Remembrance of the sorrow that excessive wars have cost us and the world of free men. Now think about it, only two minutes. But there is enough time for each of us to find a new resolve in his or her own way to say a prayer for peace. A peace justly forged by mankind and nations of good will to strive for a better world. To-day we pause to remember those who gave up their lives for us.

How quick we forget the price that thousands of our young men and women gave their lives in order that we would be able to live in peace.

Sadly, Canada is now involved in a war in Afghanistan. At the time of writing we have 133 young men and women who payed the ultimate sacrifice in a far off country. Retired General Dallaire reminds us to take into account the number of physically/emotionally stressed wounded who are brought home. He suggests that down the road we may have a two for one ratio of returning soldiers who commit suicide. Post Traumatic Stress disorders can affect soldiers for many years.
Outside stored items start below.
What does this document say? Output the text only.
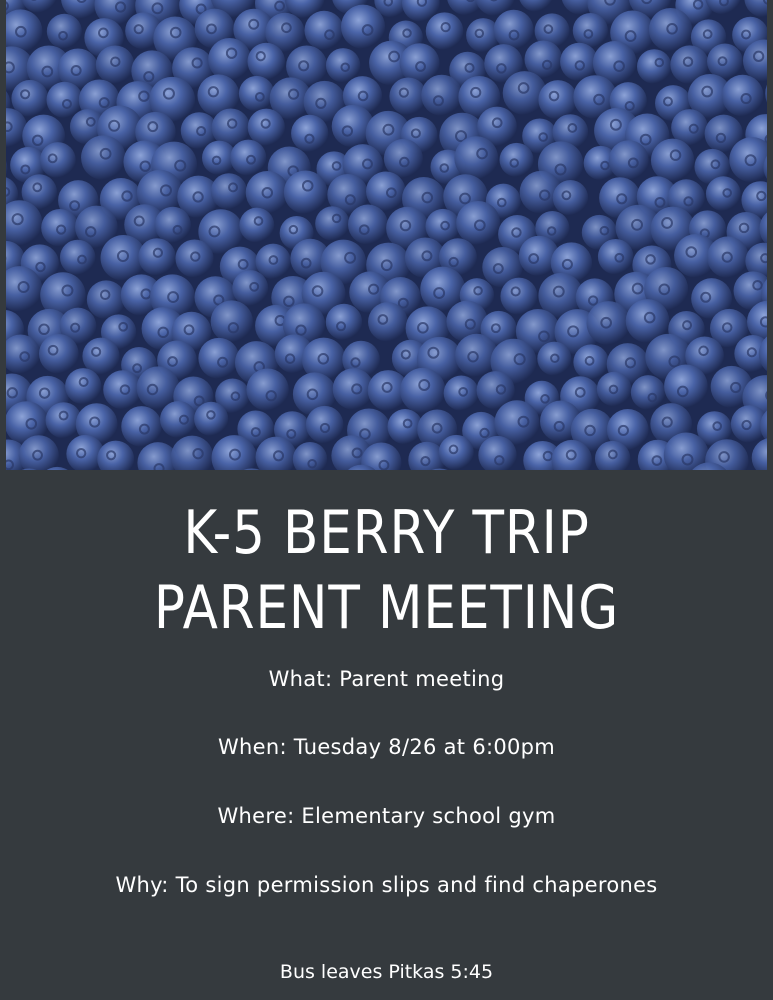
K-5 BERRY TRIP
PARENT MEETING
What: Parent meeting
When: Tuesday 8/26 at 6:00pm
Where: Elementary school gym
Why: To sign permission slips and find chaperones
Bus leaves Pitkas 5:45
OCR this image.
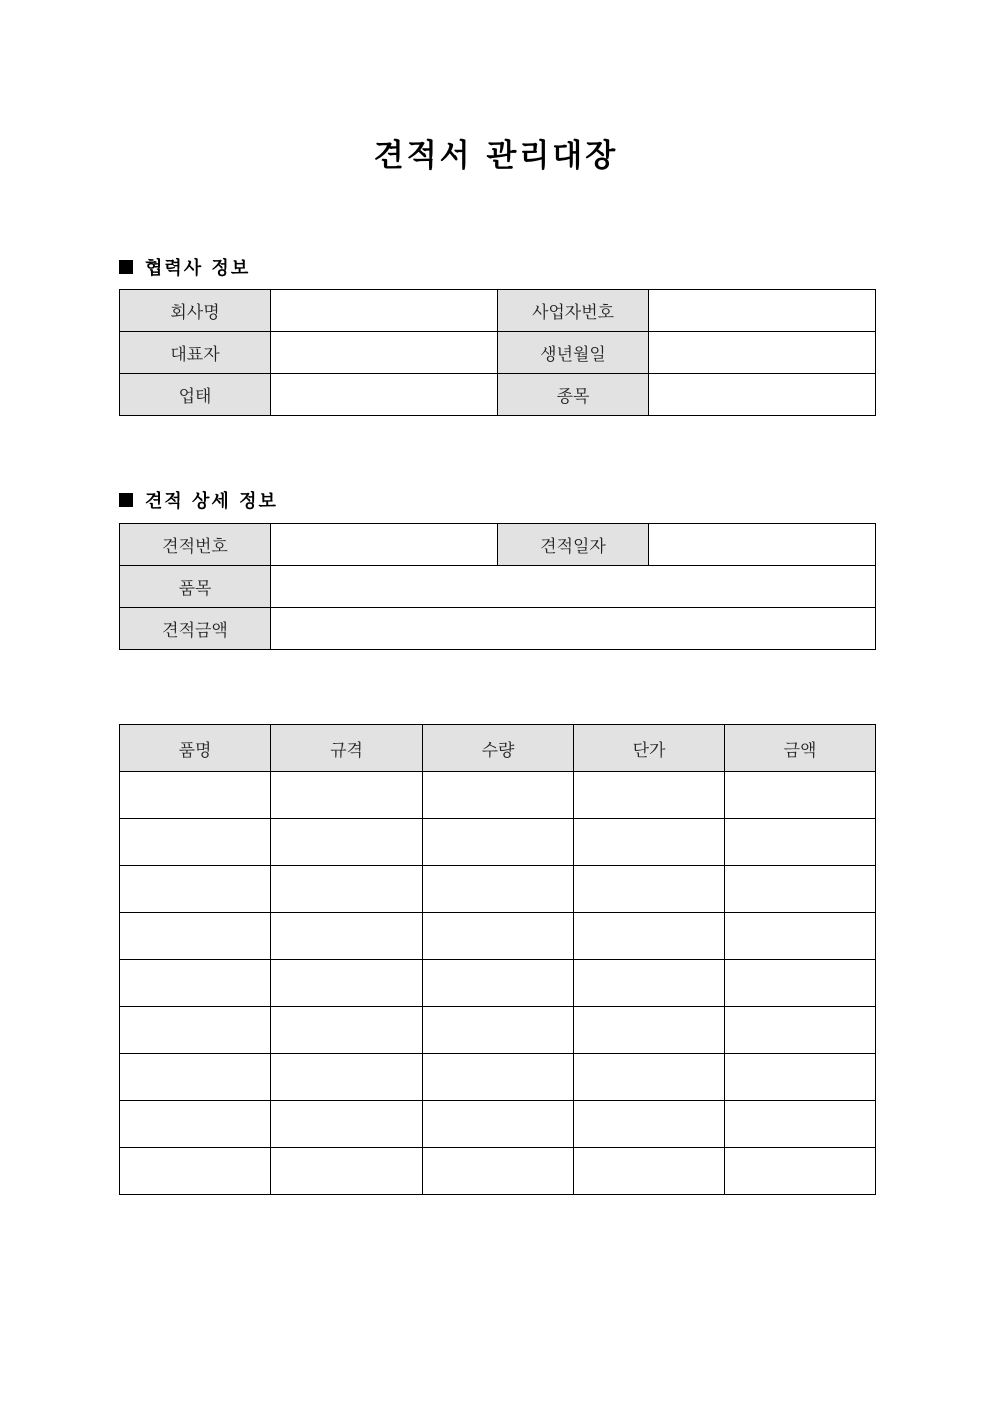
견적서 관리대장
협력사 정보
회사명		사업자번호	
대표자		생년월일	
업태		종목	
견적 상세 정보
견적번호		견적일자	
품목			
견적금액			
품명	규격	수량	단가	금액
Canadian soldiers are ambushed by roadside bombs/suicide bombers who wear no uniform and want to rid the country of those who wish to bring change to their lands.

At each and every ramp ceremony the commanding officers speak of the wonderful attributes of the fallen soldier promising that he/she will never be forgotten. The families will remember but for most Canadians the names/faces/memories of the soldiers will fade along with yesterday’s headlines.
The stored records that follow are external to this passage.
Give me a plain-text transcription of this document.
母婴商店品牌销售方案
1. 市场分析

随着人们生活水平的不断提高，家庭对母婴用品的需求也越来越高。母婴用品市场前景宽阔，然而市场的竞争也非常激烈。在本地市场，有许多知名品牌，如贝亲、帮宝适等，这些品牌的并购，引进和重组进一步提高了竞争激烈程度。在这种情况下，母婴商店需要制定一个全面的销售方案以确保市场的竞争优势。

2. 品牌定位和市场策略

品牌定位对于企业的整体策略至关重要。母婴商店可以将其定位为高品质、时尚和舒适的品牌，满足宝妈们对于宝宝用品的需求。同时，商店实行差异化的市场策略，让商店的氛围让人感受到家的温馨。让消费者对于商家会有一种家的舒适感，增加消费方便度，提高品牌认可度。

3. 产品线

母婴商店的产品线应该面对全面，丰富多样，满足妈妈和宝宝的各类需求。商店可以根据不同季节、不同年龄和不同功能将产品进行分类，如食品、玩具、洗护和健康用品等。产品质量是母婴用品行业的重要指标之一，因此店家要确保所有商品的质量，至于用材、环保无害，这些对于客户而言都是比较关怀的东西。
Our politicians and ultimately we Canadian citizens are responsible for the well being of our soldiers when we put them in harm's way. We have to question how many more fine young soldiers will we lose more before the 2011 dead line before leaving Afghanistan. Will the loss of life and the billions of dollars that Canadians have spent be worthwhile and make a difference?

The Russians lost thousands of soldiers in Afghanistan before bringing their boys home from a war that they couldn’t win.

The poem In Flanders Fields by John McCrae ends with the words: “The torch: be yours to hold it high. If ye break faith with us who die. We shall not sleep, through poppies grow in Flanders Fields”. I am afraid that our dead veterans weep that mankind has not found the formula to bring forth peace.

The prayer of peace seems appropriate: “May we see the day that war and bloodshed cease, when a great peace will embrace the whole world.

Then nation will not threaten nation, and mankind will not know war, For all who live on earth shall realize we have not come into being to hate or destroy.”